The Society of Motor Manufacturers & Traders (SMMT) stated that the UK automotive sector is in need of a financial support package from the Government in order to recover from the economic devastation caused by the pandemic. The SMMT hopes that a financial support package would help to drive production demand and increase cashflow through automotive businesses. The package would hopefully also include limitless access to emergency funding, VAT cuts, and new policies aimed at improving customer confidence in the automotive sector.
With this policy in place, the UK automotive sector may have the resources to recover from the continuing effects of Covid-19. Namely, over 6,000 UK automotive jobs have been cut since June due to lockdown, and a third of employed automotive workers currently remain in furlough. Whilst it's obviously the hope that these workers will be able to return to their jobs, current projections predict that 1 in 6 automotive workers may face redundancy. It's clear that the UK's automotive industry is in need of governmental support and funding to help the sector get back to its feet and keep the UK at the forefront of the global automotive industry.
Despite this aspiration, Covid-19 isn't the only crisis facing the UK's automotive sector. The SMMT has also warned that a hard Brexit from the European Union could exacerbate the automotive industry's troubles. The SMMT chief executive, Mark Hawes, has stated that Brexit negotiations must be prioritised in order to secure a comprehensive Free Trade Agreement (FTA) with the EU to make recovery possible. The SMMT hope for an FTA which maintains tariff and quota-free trade, enabling the UK automotive industry to remain a major player in foreign investment and trade.
With this FTA in place, the UK's automotive industry will hopefully recover and return to its pre-pandemic levels of trading of 1.35 million units by 2025.

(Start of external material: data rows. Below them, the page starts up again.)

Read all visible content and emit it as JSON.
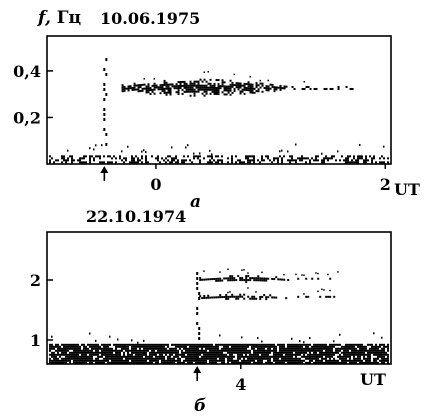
{
  "chart_data": [
    {
      "type": "spectrogram",
      "panel_label": "а",
      "date": "10.06.1975",
      "ylabel_var": "f,",
      "ylabel_unit": "Гц",
      "xlabel": "UT",
      "x_ticks": [
        {
          "value": 0,
          "label": "0"
        },
        {
          "value": 2,
          "label": "2"
        }
      ],
      "y_ticks": [
        {
          "value": 0.2,
          "label": "0,2"
        },
        {
          "value": 0.4,
          "label": "0,4"
        }
      ],
      "xlim": [
        -0.95,
        2.05
      ],
      "ylim": [
        0.0,
        0.55
      ],
      "arrow_x": -0.45,
      "onset_x": -0.45,
      "bands": [
        {
          "x_start": -0.3,
          "x_end": 1.75,
          "f_center": 0.33,
          "f_halfwidth": 0.035
        }
      ],
      "baseline_f": 0.02
    },
    {
      "type": "spectrogram",
      "panel_label": "б",
      "date": "22.10.1974",
      "xlabel": "UT",
      "x_ticks": [
        {
          "value": 4,
          "label": "4"
        }
      ],
      "y_ticks": [
        {
          "value": 1,
          "label": "1"
        },
        {
          "value": 2,
          "label": "2"
        }
      ],
      "xlim": [
        2.0,
        5.55
      ],
      "ylim": [
        0.6,
        2.8
      ],
      "arrow_x": 3.55,
      "onset_x": 3.55,
      "bands": [
        {
          "x_start": 3.55,
          "x_end": 5.0,
          "f_center": 2.03,
          "f_halfwidth": 0.05
        },
        {
          "x_start": 3.55,
          "x_end": 5.0,
          "f_center": 1.73,
          "f_halfwidth": 0.04
        }
      ],
      "baseline_f": 0.87
    }
  ]
}
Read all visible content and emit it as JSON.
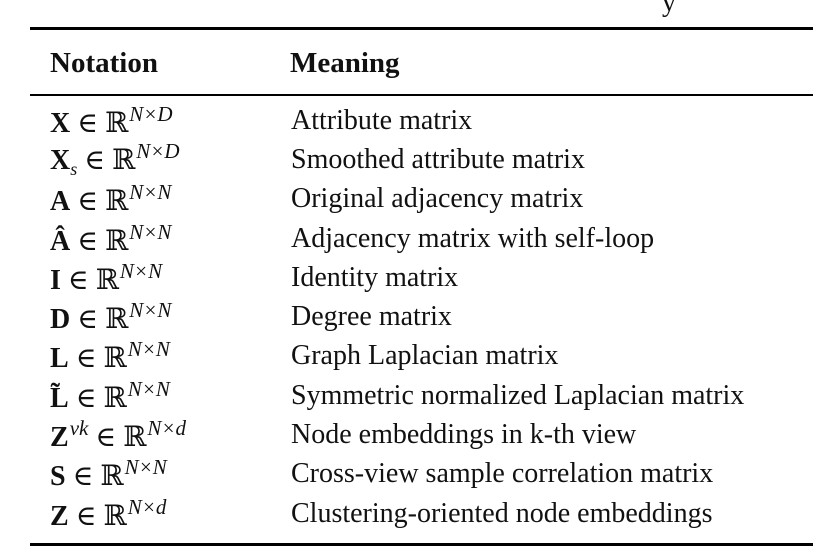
{
  "caption_fragment": "y",
  "headers": {
    "notation": "Notation",
    "meaning": "Meaning"
  },
  "rows": [
    {
      "sym": "X",
      "sub": "",
      "sup_sym": "",
      "rel": " ∈ ℝ",
      "dim": "N×D",
      "meaning": "Attribute matrix"
    },
    {
      "sym": "X",
      "sub": "s",
      "sup_sym": "",
      "rel": " ∈ ℝ",
      "dim": "N×D",
      "meaning": "Smoothed attribute matrix"
    },
    {
      "sym": "A",
      "sub": "",
      "sup_sym": "",
      "rel": " ∈ ℝ",
      "dim": "N×N",
      "meaning": "Original adjacency matrix"
    },
    {
      "sym": "Â",
      "sub": "",
      "sup_sym": "",
      "rel": " ∈ ℝ",
      "dim": "N×N",
      "meaning": "Adjacency matrix with self-loop"
    },
    {
      "sym": "I",
      "sub": "",
      "sup_sym": "",
      "rel": " ∈ ℝ",
      "dim": "N×N",
      "meaning": "Identity matrix"
    },
    {
      "sym": "D",
      "sub": "",
      "sup_sym": "",
      "rel": " ∈ ℝ",
      "dim": "N×N",
      "meaning": "Degree matrix"
    },
    {
      "sym": "L",
      "sub": "",
      "sup_sym": "",
      "rel": " ∈ ℝ",
      "dim": "N×N",
      "meaning": "Graph Laplacian matrix"
    },
    {
      "sym": "L̃",
      "sub": "",
      "sup_sym": "",
      "rel": " ∈ ℝ",
      "dim": "N×N",
      "meaning": "Symmetric normalized Laplacian matrix"
    },
    {
      "sym": "Z",
      "sub": "",
      "sup_sym": "vk",
      "rel": " ∈ ℝ",
      "dim": "N×d",
      "meaning": "Node embeddings in k-th view"
    },
    {
      "sym": "S",
      "sub": "",
      "sup_sym": "",
      "rel": " ∈ ℝ",
      "dim": "N×N",
      "meaning": "Cross-view sample correlation matrix"
    },
    {
      "sym": "Z",
      "sub": "",
      "sup_sym": "",
      "rel": " ∈ ℝ",
      "dim": "N×d",
      "meaning": "Clustering-oriented node embeddings"
    }
  ]
}
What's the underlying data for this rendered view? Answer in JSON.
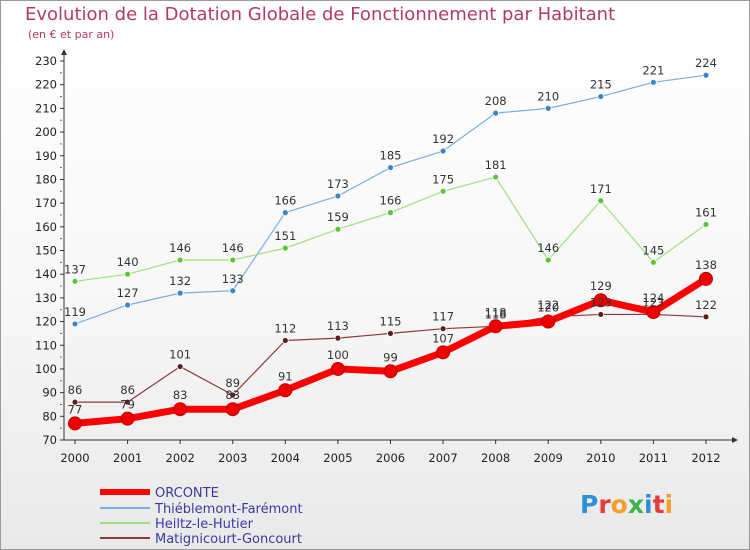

The SMMT has also emphasised the danger of a no-deal Brexit, stating that if a no-deal scenario occurs, commercial vehicle production in the UK would likely plummet to below 850,000 by 2025. To put that into perspective, a production rate this low hasn't been seen since 1953. This drastically reduced production rate would likely result in £40 billion cut in revenue, on top of the whopping £33.5 billion already lost due to the pandemic.
You'd be forgiven for feeling anything but confident when it comes to the future of the UK's automotive sector. Whilst the future may seem bleak, we should be hopeful that the proposed policies and FTA will come to fruition. If they do, the policies will help to restart the market, increase production and manufacturing, and avoid currently furloughed workers from facing redundancy.
As is the way with pretty much everything in these unprecedented times, we'll just have to wait and see.
However, Mane remains confident. The quality of people working in the industry is high. They are passionate about it and given the opportunity, will make the difference to the successful recovery of the sector.